Маркус и Фрэнк сливаются в объятиях и, морщась от натуги, начинают танцевать. Кто из них танцует за мужчину? Никто. Маркус прижимает свой тяжелый лоб к впадине на ключице Фрэнка.
— Финиш! — объявляет Фрэнк.
— Последняя передача, — говорит Маркус, когда они протискиваются мимо измученной Джо, сидящий за своим столом. Маркус разворачивает ее кресло, а Фрэнк цепляется за ее волосы, которые закручиваются по часовой стрелке, когда Фрэнк приподнимает Джо.
— Леди и джентльмены, — говорит Фрэнк, — дарю вам Джо, — и начинает кружиться с ней на руках.

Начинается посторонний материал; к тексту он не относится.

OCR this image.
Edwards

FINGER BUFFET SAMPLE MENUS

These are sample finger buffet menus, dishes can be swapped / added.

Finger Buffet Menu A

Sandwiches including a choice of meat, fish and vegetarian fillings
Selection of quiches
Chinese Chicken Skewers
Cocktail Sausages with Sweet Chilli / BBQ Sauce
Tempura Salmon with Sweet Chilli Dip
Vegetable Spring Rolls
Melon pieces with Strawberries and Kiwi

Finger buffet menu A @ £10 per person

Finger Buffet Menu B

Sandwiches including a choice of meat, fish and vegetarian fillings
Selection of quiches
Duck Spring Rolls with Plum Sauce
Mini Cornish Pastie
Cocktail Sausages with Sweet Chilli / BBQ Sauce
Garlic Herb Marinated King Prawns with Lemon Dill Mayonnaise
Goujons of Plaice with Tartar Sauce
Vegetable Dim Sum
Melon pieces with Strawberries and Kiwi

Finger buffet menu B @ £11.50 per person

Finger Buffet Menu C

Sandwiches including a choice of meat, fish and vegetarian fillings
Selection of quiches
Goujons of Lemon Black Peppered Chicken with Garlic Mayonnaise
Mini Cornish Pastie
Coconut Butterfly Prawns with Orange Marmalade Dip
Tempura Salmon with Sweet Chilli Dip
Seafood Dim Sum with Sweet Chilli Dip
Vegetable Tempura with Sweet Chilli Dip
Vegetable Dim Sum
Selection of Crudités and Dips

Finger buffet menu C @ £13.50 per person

— Только не я, — говорю я, когда Маркус протягивает мне руку, как настоящий жеребчик из фламенко.
— Нет, только ты! — орет Фрэнк. — Выноси своих мертвецов! — и его рука хватает воротник моей блузки, тянет меня танцевать.
— И начни сначала! — подхватывает Джо.
— И начни сначала, — говорю я. Кто-то спихнул с телефона трубку, и на всю комнату вкрадчиво пищит гудок.
Я смываюсь поискать Стивена. Иду по мертвой телестанции, обхожу коридоры, где под полом все еще грезят и бормочут многомильные кабели; спускаюсь на грузовом лифте в декорационную, миную незапертые стойла, где спящими лошадьми стоят камеры. Ночную телестанцию я никогда не разлюблю. Слепые мониторы, глухие микрофоны, софиты с распростертыми черными крыльями, угнездившиеся под своими опорами. Кабинеты полны улик, объясняющих причины конца света — в них царит древний и сиюминутный беспорядок. А Стивена нет.
Дома комнаты пусты и белы. Спальня наверху утопает в перьях, которые выглядят очень даже материальными. Таким перьям положено пахнуть куриным пометом и иметь на кончиках присохшие обрывки кожи. Я обхожу комнату — перья на моем пути взлетают и вновь опадают. Одно, воспаряя в вихре сквозняка, щекочет мне лицо. В мой нос, как в распахнутую дверь, врывается запах. Я чихаю.
Над кроватью трепещет паутина, свисающая на нитке сквозь дырку в потолке с самой крыши чердака. Я бы ее оборвала — да боюсь. Я думаю о том, как Стивен парил над кроватью. Я думаю о совокупляющихся ангелах — как они пикировали сверху с пылающими глазами и крыльями. Паутина покрыта пылью, как старая веревка — и я понимаю, что Стивен не вернется.